Einen ähnlichen Gedanken verfolgt das brillante Buch »Aesthetics of Sustainability – Material Experiments in Product Design« aus dem Triest Verlag, das mit vierzehn Fallstudien besonders Gestalter:innen eine Reihe von praktischen Werkzeugen und angewandtes Wissen vermitteln möchte. »The paradigm of the designer who ›only‹ conceptualizes and shapes products should now be a thing of the past. The role of the contemporary designer is to investigate and modify production processes in the interests of innovation and optimization«, schreibt der Schweizer Herausgeber Thilo Alex Brunner in seinem Vorwort. Zu Deutsch: »Das Paradigma des Designers, der ›nur‹ Produkte konzipiert und gestaltet, sollte der Vergangenheit angehören. Die Rolle des zeitgenössischen Designers besteht darin, Produktionsprozesse im Sinne von Innovation und Optimierung zu untersuchen und zu modifizieren.«
Designer:innen trifft in seinen Augen eine systemrelevante Verantwortung. Sie können und müssen mit ihren Entscheidungen kreislauffähige Produkte ermöglichen, längst bevor Unternehmen und schließlich Konsument:innen ins Spiel kommen.
Mit gutem Beispiel voran
So weit, so theoretisch. »Aesthetics of Sustainability« bietet noch viel mehr, nämlich eine saubere Auflistung 80 tatsächlich erprobter Materialien und Stoffe, derer sich die Designwelt konkret bedienen kann. Im Verlauf des Buches werden 14 davon weiter erforscht und in Fallstudien angewandt. Für die Ergebnisse des Forschungsprojektes waren Studierende und Dozent:innen der ECAL Kunsthochschule Lausanne verantwortlich, in deren Projektgruppen nicht nur experimentiert, sondern auch Prototypen von Produkten gebaut wurden.
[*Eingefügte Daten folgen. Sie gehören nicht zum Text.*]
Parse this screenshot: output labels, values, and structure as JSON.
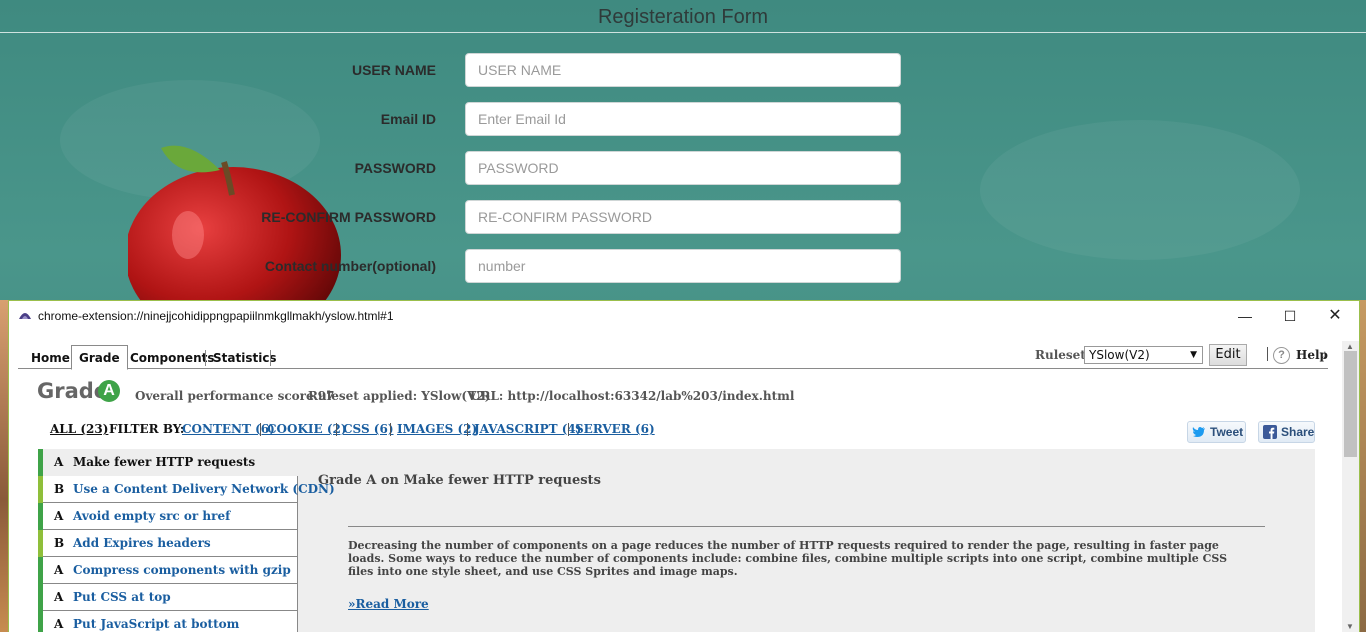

Zum Einsatz kamen spannende Materialien aus pflanzlichen Fasern wie Reisspelzen, Hanf, Flachs oder Holz, aber auch aus Textilabfällen, Recyclingpapieren oder Gummigranulat.
Mit gutem Beispiel geht das vorliegende Printobjekt selbst voran: »Ich dachte, dass ein Buch über Nachhaltigkeit keinesfalls ohne nachhaltige Papiere produziert werden sollte, also recherchierte ich dazu mit der Redaktion dieses Buches«, erzählt der Art Director Federico Barbon. »Schließlich fiel unsere Wahl auf die italienische Papiermarke Favini, die eine Reihe von nachhaltigen Papieren herstellt – und auch aktiv am Projekt Aesthetic of Sustainability beteiligt war, als eines der Unternehmen, die ECAL MA-Studenten Materialien zum Experimentieren zur Verfügung stellten. Diese Entscheidung lag quasi auf der Hand.«
Eine zeitgemäße Ästhetik von Nachhaltigkeit
Der Innenteil wurde auf dem Favini Shiro Alga Carta White in 120 g/m2 gedruckt, ein ressourcenschonendes Papier aus Algen. Das Cover besteht aus Kiwischalen, es wurde mit der Papiersorte Favini Crush Kiwi in 250 g/m2 umgesetzt. Es sei zwar schwierig gewesen, die Bilder für den Druck auf solchen Papieren vorzubereiten, doch er bekam tatkräftige Unterstützung von Carsten Humme und Frank Berger, die das Leipziger Lithografiestudio Humme betreiben und mit Recyclingpapiere sehr gut umgehen können.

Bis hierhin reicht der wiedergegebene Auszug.